Brick houses are a sight to see, with their elegance and sturdiness. But while this building material once used to be popular, you may have noticed that it’s being used less and less as time goes on.

It’s not just you’re imagination. Nowadays, carpenters have traded in brick for cement, and now cement houses dominate the market.

In this article, we’ll talk about the history of brick homes, why it’s declined in popularity and the pros and cons of concrete houses.

The History of Brick Homes

Brick is one of the oldest types of material known to man. It was first used in 7,000 BC in Jericho.

To make brick, people would shape them out of mud and then dry them in the sun so they’d harden. Other materials used throughout history include straw and clay.

Initially, brick could only be made in climates where it was hot, but with the invention of fired bricks in 3,500 BC, this made it possible for brick to be made in areas that were cooler.

The Romans

We have the Romans to thank for the popularity of bricks. They had mobile kilns, which allowed them to bring fired bricks to different parts of Europe. It was an incredibly popular material in the medieval and Renaissance periods.

However, once the Roman Empire fell, the brickmaking art fell along with them.
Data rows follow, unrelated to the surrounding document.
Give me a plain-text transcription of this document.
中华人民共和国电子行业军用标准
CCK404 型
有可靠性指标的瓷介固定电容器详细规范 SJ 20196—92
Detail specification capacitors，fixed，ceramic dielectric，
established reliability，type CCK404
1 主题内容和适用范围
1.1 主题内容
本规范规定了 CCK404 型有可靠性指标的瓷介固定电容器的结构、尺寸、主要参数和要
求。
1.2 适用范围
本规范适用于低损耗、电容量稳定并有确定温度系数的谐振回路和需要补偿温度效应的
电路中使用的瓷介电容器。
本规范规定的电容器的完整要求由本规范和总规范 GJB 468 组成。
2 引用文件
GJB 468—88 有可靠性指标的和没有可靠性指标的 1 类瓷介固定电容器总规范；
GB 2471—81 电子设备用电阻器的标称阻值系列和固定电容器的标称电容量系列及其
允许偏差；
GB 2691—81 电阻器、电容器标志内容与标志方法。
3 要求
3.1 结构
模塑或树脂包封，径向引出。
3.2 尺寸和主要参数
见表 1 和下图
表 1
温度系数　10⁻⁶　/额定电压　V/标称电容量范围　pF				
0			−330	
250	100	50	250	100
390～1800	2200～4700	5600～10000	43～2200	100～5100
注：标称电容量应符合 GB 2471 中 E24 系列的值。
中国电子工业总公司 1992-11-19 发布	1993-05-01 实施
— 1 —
You could only find bricks in Italy, and then in France after the 11th century.

Bricks in America

Bricks were brought over to America by the English and the Dutch when they sailed across the Atlantic and brought brick masons with them. America’s earliest brick structures were built in 1611 in a Virginian colony. Virginians then brought bricks over to Bermuda for trading.
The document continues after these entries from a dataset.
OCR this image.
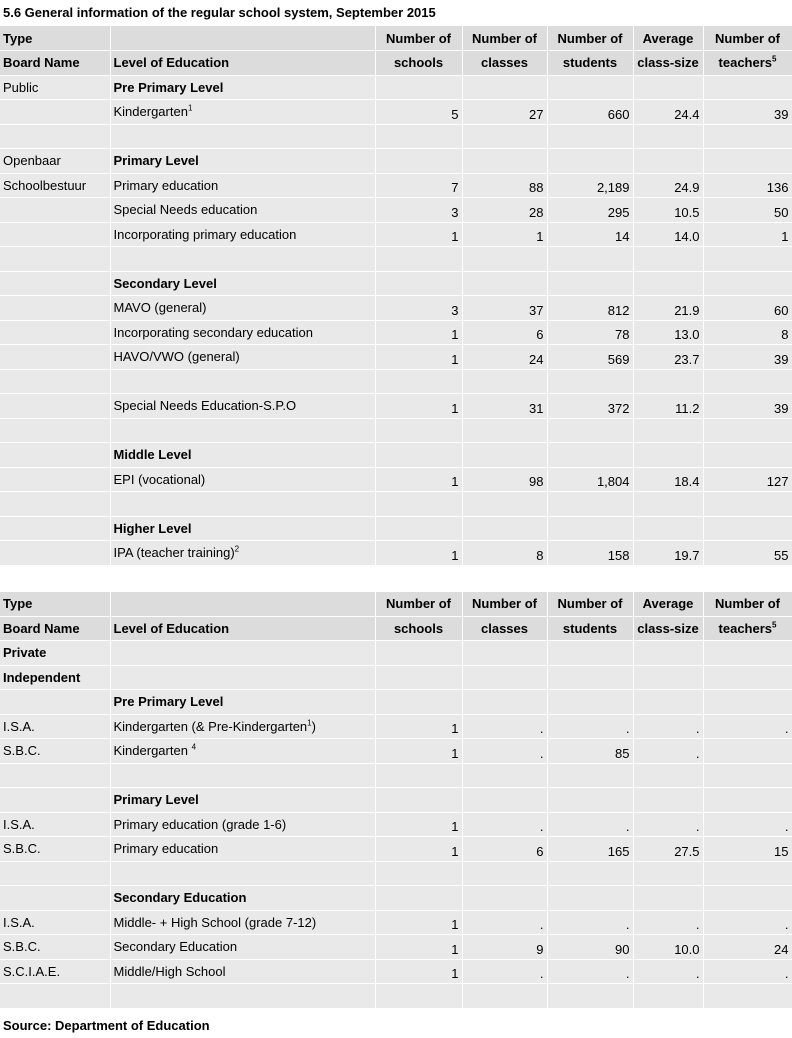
5.6 General information of the regular school system, September 2015
Type		Number of	Number of	Number of	Average	Number of
Board Name	Level of Education	schools	classes	students	class-size	teachers$^5$
Public	Pre Primary Level					
	Kindergarten$^1$	5	27	660	24.4	39

Openbaar	Primary Level					
Schoolbestuur	Primary education	7	88	2,189	24.9	136
	Special Needs education	3	28	295	10.5	50
	Incorporating primary education	1	1	14	14.0	1

	Secondary Level					
	MAVO (general)	3	37	812	21.9	60
	Incorporating secondary education	1	6	78	13.0	8
	HAVO/VWO (general)	1	24	569	23.7	39

	Special Needs Education-S.P.O	1	31	372	11.2	39

	Middle Level					
	EPI (vocational)	1	98	1,804	18.4	127

	Higher Level					
	IPA (teacher training)$^2$	1	8	158	19.7	55
Type		Number of	Number of	Number of	Average	Number of
Board Name	Level of Education	schools	classes	students	class-size	teachers$^5$
Private						
Independent						
	Pre Primary Level					
I.S.A.	Kindergarten (& Pre-Kindergarten$^1$)	1	.	.	.	.
S.B.C.	Kindergarten $^4$	1	.	85	.	

	Primary Level					
I.S.A.	Primary education (grade 1-6)	1	.	.	.	.
S.B.C.	Primary education	1	6	165	27.5	15

	Secondary Education					
I.S.A.	Middle- + High School (grade 7-12)	1	.	.	.	.
S.B.C.	Secondary Education	1	9	90	10.0	24
S.C.I.A.E.	Middle/High School	1	.	.	.	.

Source: Department of Education
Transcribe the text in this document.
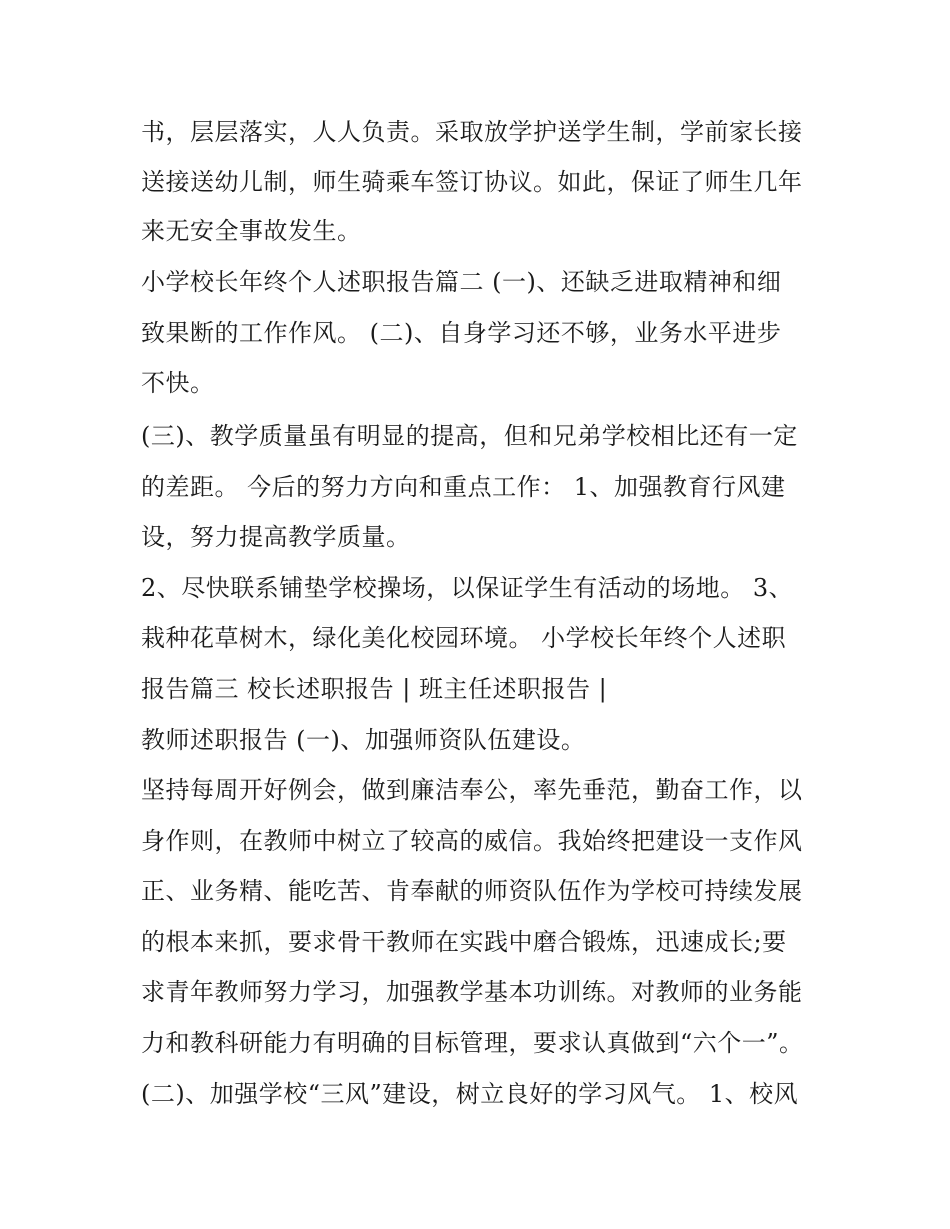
书，层层落实，人人负责。采取放学护送学生制，学前家长接
送接送幼儿制，师生骑乘车签订协议。如此，保证了师生几年
来无安全事故发生。
小学校长年终个人述职报告篇二 (一)、还缺乏进取精神和细
致果断的工作作风。 (二)、自身学习还不够，业务水平进步
不快。
(三)、教学质量虽有明显的提高，但和兄弟学校相比还有一定
的差距。 今后的努力方向和重点工作： 1、加强教育行风建
设，努力提高教学质量。
2、尽快联系铺垫学校操场，以保证学生有活动的场地。 3、
栽种花草树木，绿化美化校园环境。 小学校长年终个人述职
报告篇三 校长述职报告 | 班主任述职报告 |
教师述职报告 (一)、加强师资队伍建设。
坚持每周开好例会，做到廉洁奉公，率先垂范，勤奋工作，以
身作则，在教师中树立了较高的威信。我始终把建设一支作风
正、业务精、能吃苦、肯奉献的师资队伍作为学校可持续发展
的根本来抓，要求骨干教师在实践中磨合锻炼，迅速成长;要
求青年教师努力学习，加强教学基本功训练。对教师的业务能
力和教科研能力有明确的目标管理，要求认真做到“六个一”。
(二)、加强学校“三风”建设，树立良好的学习风气。 1、校风
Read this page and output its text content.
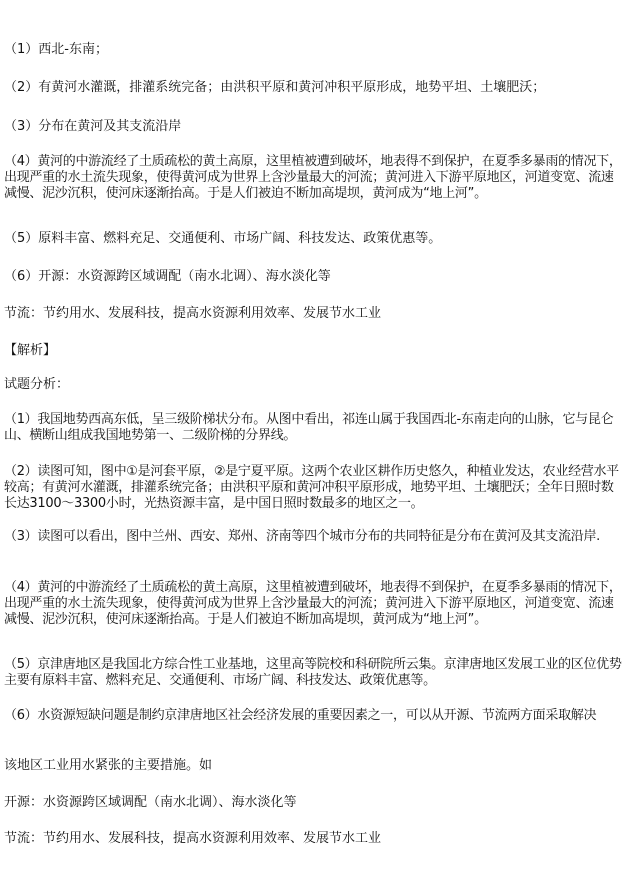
（1）西北-东南；
（2）有黄河水灌溉，排灌系统完备；由洪积平原和黄河冲积平原形成，地势平坦、土壤肥沃；
（3）分布在黄河及其支流沿岸
（4）黄河的中游流经了土质疏松的黄土高原，这里植被遭到破坏，地表得不到保护，在夏季多暴雨的情况下，出现严重的水土流失现象，使得黄河成为世界上含沙量最大的河流；黄河进入下游平原地区，河道变宽、流速减慢、泥沙沉积，使河床逐渐抬高。于是人们被迫不断加高堤坝，黄河成为“地上河”。
（5）原料丰富、燃料充足、交通便利、市场广阔、科技发达、政策优惠等。
（6）开源：水资源跨区域调配（南水北调）、海水淡化等
节流：节约用水、发展科技，提高水资源利用效率、发展节水工业
【解析】
试题分析：
（1）我国地势西高东低，呈三级阶梯状分布。从图中看出，祁连山属于我国西北-东南走向的山脉，它与昆仑山、横断山组成我国地势第一、二级阶梯的分界线。
（2）读图可知，图中①是河套平原，②是宁夏平原。这两个农业区耕作历史悠久，种植业发达，农业经营水平较高；有黄河水灌溉，排灌系统完备；由洪积平原和黄河冲积平原形成，地势平坦、土壤肥沃；全年日照时数长达3100～3300小时，光热资源丰富，是中国日照时数最多的地区之一。
（3）读图可以看出，图中兰州、西安、郑州、济南等四个城市分布的共同特征是分布在黄河及其支流沿岸.
（4）黄河的中游流经了土质疏松的黄土高原，这里植被遭到破坏，地表得不到保护，在夏季多暴雨的情况下，出现严重的水土流失现象，使得黄河成为世界上含沙量最大的河流；黄河进入下游平原地区，河道变宽、流速减慢、泥沙沉积，使河床逐渐抬高。于是人们被迫不断加高堤坝，黄河成为“地上河”。
（5）京津唐地区是我国北方综合性工业基地，这里高等院校和科研院所云集。京津唐地区发展工业的区位优势主要有原料丰富、燃料充足、交通便利、市场广阔、科技发达、政策优惠等。
（6）水资源短缺问题是制约京津唐地区社会经济发展的重要因素之一，可以从开源、节流两方面采取解决
该地区工业用水紧张的主要措施。如
开源：水资源跨区域调配（南水北调）、海水淡化等
节流：节约用水、发展科技，提高水资源利用效率、发展节水工业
While bricks fell out of popularity, they started getting some attention again in the 18th century. After the Industrial Revolution, bricks were mass-produced through machines rather than made by hand. Because of this, they quickly replaced other materials, like stone and rock.

Why Brick Houses Fell out of Favor

You can’t deny that brick houses look amazing and can give a unique look to your home when compared to all the other ones on the block. But there are some problem areas with brick that make it not the most ideal material to choose for building your home with.


All building materials are susceptible to weathering, and brick’s no exception. While they’re quite durable, they do require repairs and replacements.

Any damage to a single brick requires the removal of all surrounding bricks and sometimes, even the whole wall. With other materials, it costs less time and money for repairs since you can just patch up the area and be done with it.


As you go through the seasons every year, the climate changes and your house’s material will either expand or contract to accommodate the changes. Brick’s durability comes from its rigidness, which also makes it a weak point regarding shifts in climate.

While brick can last through the years, it’ll eventually break down from all the temperature and humidity changes. Also, if you live in an earthquake-prone area, this will also quickly break your bricks down.


Bricks are porous, which means they hold in moisture. This means every type of brick (from low to high quality) will eventually succumb to moisture.

Over time, mold and fungus will grow within it, which will cause it to break down. The moisture can also cause your siding to fail, which is another added cost.

Concrete Houses: Pros and Cons

Nowadays, many homeowners choose to purchase concrete homes instead of brick. Here, we’ll discuss the pros and cons so you can see if a concrete house is right for you.

Concrete Houses: Pros

When you choose fiber cement over brick, you won’t have pricey repairs to deal with. If there’s any damage, it’s a quick and easy repair job on the area. Plus, if you have to replace whole panels because of age or damage, that’s also time-efficient to do.

Also, fiber cement can expand and contract with climate changes, unlike brick. Since it can move and shift with the house, it provides better protection when it comes to weathering and things like earthquakes.

Lastly, fiber cement is great at repelling moisture. It does such a great job of withstanding water that it’s highly recommended as a siding in areas where there is either high humidity and/or lots of rain.

On the other hand, concrete is also fireproof, so if you live somewhere where fire is a real threat, this is another thing to consider.

Concrete Houses: Cons

There are few downsides to choosing fiber cement as your home’s siding. However, here are a few points to consider.

Installation of fiber cement takes a lot of skill, which means you won’t be able to do this by yourself. Plus, you’ll need to hire a reputable contracting company that knows what they’re doing, such as GVD Renovations.

Also, the initial cost is very high. It may not be within your current budget to choose fiber cement over brick, but it can pay off in the long run if you do. While you have to fork over a decent amount of cash in the beginning, the low maintenance costs will offset that.

Choose the Right Material for Your Home

As you can see, concrete houses have risen in popularity with homeowners because of their sturdiness and cost-effectiveness. However, if you’re still a big fan of brick, you should choose to use brick as an exterior design instead.

By utilizing brick on just the outside of your home, you can get all the positives of concrete while still having the beautiful facade of brick. So if you’ve always admired brick homes, you can still get one!